Que reproche-t-on exactement à Christine Lagarde?

C’est ce vendredi 10 juin que la Cour de Justice de la République (CJR) se prononce  sur l’ouverture d’une enquête sur la ministre de l’Economie, Christine Lagarde, pour «abus d’autorité».

Jean-Yves Nadal, procureur de la Cour de cassation, a été saisi Saisi par neuf députés socialistes début avril. Il souhaite définir quel rôle exactement a joué la ministre dans l’attribution de 285 millions d’euros de fonds publics à Bernard Tapie en 2008.Selon une source proche du dossier, la CJR a cependant des chances repousser sa décision à une réunion ultérieure qui se déroulerait dans les semaines qui viennent.

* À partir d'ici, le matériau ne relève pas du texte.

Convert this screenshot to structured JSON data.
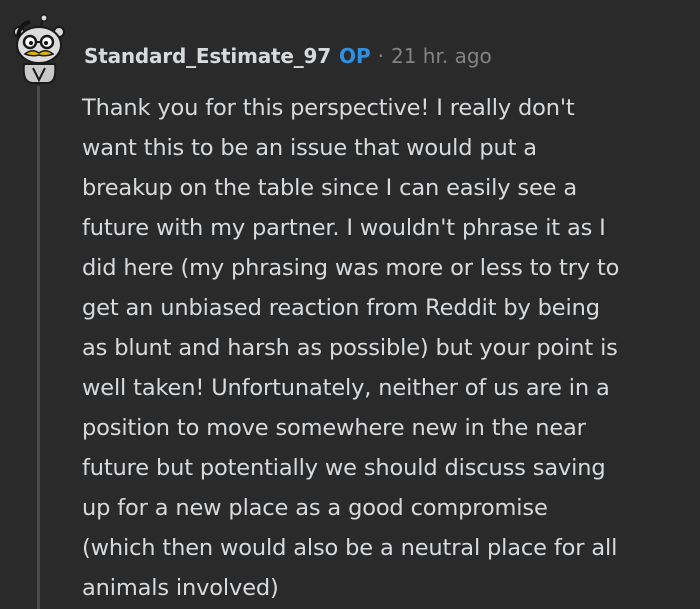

De quoi quelle affaire s’agit-il exactement? Parce qu’il s’était estimé floué lors de la revente d’Adidas au Crédit Lyonnais en 1993, Bernard Tapie avait finalement obtenu, après 15 ans de bataille judiciaire, gain de cause en 2008.  Au terme d’une procédure d’arbitrage, le tribunal a condamné le consortium de réalisation (CDR), société chargée de la gestion du passif du Crédit Lyonnais, à verser 285 millions d’euros au groupe et aux époux Tapie.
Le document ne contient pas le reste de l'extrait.